Adho Mukha Svanasana is definitely one of the basic poses a yoga practitioner would dive into. Is it simple? Yes! Is it difficult? Also yes for people with scoliosis! For practitioners with scoliosis, our curves are different on the spine, and asanas on both sides might be extremely different. Not only that, the attached ribs push sideways and forward on the concave side while collapsing towards the spine, forming a rotation of the ribs on the convex side. The ribs on the convex side often protrude to the back, frequently causing tense and painful muscles over those bones. Therefore, it is important for us to find poses that could lengthen the erector spinae to strengthen our back muscles in order to reduce muscle pains (consisting of longissimus thoracis, spinalisis thoracis, iliocostalis lumborum). 

So the best pose? Adho Mukha Svanasana! 

Anatomy of normal downward facing dog: 

  1. The shoulders (rotator cuff, triceps, deltoids) – externally rotated shoulders firmly pressed onto the ground, with the deltoids and triceps in concentric contraction. 
  2. The spine – trapezius, and erector spinae are lengthened and in concentric contraction for strengthening. 
  3. The lower body – posterior muscles (gluteal maximus, hamstrings, gastrocnemius) are in eccentric contraction while the anterior muscles (quadriceps, anterior tibialis, soleus) are in concentric contraction. 

 

Anatomy of downward facing dog from a scoliosis perspective: 

  1. The shoulders (rotator cuff, triceps, deltoids) – externally rotated shoulders firmly pressed onto the ground, with the deltoids and triceps in concentric contraction. 
  2. The spine – trapezius, and erector spinae are lengthened and in concentric contraction for strengthening. Things may get funny and effy here since our weight distribution may differ accordingly to our concave and convex sides.

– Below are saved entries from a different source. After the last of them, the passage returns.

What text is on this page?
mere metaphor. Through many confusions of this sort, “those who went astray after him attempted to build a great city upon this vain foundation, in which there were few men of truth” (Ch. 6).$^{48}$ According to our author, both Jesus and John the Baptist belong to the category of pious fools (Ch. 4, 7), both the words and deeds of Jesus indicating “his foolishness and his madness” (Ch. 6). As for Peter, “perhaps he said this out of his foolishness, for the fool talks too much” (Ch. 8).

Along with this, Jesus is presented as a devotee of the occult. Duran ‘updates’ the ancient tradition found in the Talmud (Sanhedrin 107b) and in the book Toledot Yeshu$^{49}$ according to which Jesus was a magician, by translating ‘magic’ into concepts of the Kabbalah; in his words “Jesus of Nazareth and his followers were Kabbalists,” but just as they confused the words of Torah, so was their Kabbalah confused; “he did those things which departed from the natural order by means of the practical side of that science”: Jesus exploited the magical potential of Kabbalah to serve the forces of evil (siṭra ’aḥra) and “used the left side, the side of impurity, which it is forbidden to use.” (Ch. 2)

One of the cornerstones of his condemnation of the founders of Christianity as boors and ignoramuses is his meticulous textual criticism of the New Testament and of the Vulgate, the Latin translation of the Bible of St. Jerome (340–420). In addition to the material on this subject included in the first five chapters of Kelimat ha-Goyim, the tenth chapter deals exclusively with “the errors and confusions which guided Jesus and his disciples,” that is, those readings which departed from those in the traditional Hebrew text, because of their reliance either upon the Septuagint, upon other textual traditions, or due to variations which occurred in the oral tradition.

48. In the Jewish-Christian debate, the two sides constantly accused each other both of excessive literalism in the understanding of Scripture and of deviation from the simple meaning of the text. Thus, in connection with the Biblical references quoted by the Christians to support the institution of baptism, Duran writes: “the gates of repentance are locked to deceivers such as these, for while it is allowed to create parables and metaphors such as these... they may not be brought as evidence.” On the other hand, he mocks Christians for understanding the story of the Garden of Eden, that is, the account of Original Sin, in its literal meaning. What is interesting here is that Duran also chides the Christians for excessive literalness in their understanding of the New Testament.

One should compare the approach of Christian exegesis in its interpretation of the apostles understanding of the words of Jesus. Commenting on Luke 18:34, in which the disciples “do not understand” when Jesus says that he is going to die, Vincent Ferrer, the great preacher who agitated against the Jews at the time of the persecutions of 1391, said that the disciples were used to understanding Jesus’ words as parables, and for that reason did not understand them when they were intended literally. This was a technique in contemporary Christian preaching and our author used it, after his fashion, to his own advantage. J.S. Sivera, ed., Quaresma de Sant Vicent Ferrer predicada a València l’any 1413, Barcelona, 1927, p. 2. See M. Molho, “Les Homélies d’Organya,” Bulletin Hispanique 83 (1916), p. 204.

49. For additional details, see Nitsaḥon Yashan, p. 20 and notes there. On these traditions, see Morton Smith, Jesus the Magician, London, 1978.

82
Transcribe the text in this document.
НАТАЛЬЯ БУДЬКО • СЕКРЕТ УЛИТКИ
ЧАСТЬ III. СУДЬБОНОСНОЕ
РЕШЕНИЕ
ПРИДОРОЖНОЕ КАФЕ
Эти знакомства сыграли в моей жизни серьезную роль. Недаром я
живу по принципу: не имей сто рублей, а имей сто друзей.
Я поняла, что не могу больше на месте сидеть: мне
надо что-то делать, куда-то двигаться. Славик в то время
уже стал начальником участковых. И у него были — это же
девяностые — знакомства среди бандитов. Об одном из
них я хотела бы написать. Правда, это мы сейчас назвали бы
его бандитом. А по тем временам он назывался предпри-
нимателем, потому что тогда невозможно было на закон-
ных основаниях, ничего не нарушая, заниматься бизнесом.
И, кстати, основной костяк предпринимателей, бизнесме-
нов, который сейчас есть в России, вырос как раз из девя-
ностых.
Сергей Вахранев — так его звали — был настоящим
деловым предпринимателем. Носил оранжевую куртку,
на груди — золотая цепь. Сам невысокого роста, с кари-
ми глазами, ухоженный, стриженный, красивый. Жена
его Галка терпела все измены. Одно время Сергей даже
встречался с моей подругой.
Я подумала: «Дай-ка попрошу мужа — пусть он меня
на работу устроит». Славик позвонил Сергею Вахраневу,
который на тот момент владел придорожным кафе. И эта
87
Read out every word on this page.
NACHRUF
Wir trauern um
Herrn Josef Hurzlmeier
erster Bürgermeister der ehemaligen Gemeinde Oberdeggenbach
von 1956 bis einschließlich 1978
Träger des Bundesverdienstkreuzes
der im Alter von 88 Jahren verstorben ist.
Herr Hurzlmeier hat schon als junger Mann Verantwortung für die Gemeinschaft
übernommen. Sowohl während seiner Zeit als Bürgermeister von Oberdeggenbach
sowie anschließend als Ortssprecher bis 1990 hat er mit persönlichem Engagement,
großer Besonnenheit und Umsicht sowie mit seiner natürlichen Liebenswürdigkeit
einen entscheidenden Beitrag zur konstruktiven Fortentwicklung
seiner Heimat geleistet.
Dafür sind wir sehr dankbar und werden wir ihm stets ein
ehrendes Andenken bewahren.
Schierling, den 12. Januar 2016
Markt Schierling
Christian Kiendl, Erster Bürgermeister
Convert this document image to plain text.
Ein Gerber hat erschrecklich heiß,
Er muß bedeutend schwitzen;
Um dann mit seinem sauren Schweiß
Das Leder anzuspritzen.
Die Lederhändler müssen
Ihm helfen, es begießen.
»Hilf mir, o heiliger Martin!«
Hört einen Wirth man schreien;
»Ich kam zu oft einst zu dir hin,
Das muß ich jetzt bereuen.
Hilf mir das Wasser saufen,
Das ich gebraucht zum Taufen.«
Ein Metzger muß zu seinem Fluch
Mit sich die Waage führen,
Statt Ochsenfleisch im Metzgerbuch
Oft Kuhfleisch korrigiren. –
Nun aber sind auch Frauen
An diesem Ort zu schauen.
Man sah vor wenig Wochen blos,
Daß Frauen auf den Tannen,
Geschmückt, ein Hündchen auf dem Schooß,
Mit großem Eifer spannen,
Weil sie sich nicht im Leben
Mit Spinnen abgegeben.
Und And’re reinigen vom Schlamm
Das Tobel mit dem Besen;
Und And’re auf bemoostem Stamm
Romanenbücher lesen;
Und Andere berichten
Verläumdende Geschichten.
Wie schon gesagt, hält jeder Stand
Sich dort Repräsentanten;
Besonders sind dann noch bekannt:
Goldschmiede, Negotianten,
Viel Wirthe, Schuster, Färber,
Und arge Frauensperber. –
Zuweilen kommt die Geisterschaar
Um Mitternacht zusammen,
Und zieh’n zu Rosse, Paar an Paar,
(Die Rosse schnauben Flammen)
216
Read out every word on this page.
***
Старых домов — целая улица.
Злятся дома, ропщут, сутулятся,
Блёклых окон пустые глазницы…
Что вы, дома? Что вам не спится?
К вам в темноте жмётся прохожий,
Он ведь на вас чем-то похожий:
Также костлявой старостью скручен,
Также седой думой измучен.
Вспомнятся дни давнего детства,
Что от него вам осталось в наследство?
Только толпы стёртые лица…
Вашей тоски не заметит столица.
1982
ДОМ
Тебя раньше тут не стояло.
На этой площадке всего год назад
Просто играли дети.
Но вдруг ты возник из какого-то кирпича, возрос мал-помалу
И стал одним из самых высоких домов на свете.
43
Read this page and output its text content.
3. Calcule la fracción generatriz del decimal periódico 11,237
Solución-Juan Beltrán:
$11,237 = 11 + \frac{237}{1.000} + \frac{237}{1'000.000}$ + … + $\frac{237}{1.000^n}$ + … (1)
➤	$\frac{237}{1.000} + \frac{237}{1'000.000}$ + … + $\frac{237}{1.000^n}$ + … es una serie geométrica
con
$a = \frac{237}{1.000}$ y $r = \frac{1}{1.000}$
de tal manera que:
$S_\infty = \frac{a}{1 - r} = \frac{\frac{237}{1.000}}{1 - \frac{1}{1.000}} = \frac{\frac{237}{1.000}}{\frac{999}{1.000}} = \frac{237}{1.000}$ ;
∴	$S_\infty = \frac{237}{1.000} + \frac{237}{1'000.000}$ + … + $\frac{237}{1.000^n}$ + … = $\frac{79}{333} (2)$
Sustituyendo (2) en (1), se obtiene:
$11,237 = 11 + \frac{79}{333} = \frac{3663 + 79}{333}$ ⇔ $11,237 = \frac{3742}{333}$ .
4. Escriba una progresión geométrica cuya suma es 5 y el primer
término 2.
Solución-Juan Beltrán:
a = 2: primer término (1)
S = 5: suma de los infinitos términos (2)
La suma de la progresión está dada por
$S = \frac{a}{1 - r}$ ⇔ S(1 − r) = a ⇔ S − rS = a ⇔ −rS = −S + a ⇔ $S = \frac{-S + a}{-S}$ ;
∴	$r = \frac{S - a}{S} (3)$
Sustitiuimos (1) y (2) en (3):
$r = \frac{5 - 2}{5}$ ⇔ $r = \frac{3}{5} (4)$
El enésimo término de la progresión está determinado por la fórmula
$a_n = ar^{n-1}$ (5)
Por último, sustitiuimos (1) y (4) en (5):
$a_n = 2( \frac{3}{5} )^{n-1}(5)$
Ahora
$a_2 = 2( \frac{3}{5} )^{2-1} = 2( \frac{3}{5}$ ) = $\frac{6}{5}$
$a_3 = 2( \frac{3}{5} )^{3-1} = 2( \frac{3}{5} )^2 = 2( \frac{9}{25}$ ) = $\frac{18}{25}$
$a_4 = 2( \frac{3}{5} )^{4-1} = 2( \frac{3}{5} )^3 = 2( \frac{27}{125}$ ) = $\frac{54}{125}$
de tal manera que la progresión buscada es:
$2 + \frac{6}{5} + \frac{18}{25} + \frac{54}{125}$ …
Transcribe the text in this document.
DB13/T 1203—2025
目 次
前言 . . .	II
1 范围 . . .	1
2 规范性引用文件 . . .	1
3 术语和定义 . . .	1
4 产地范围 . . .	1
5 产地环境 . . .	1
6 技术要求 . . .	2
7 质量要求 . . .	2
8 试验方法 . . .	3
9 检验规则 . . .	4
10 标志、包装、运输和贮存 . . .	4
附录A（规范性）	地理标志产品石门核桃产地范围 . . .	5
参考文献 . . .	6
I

One must be conscious to pull their convex side in and concave side out to further deepen the stretch over the erector spinae. 
  3. The lower body – posterior muscles (gluteal maximus, hamstrings, gastrocnemius) are in eccentric contraction while the anterior muscles (quadriceps, anterior tibialis, soleus) are in concentric contraction. The lower body must be strong and firmly grounded in order for the upper body to not squirm like a worm.

When done correctly and frequently, it strengthens the entire upper body’s posterior muscles. This is extremely useful for practitioners with scoliosis to correct their curves.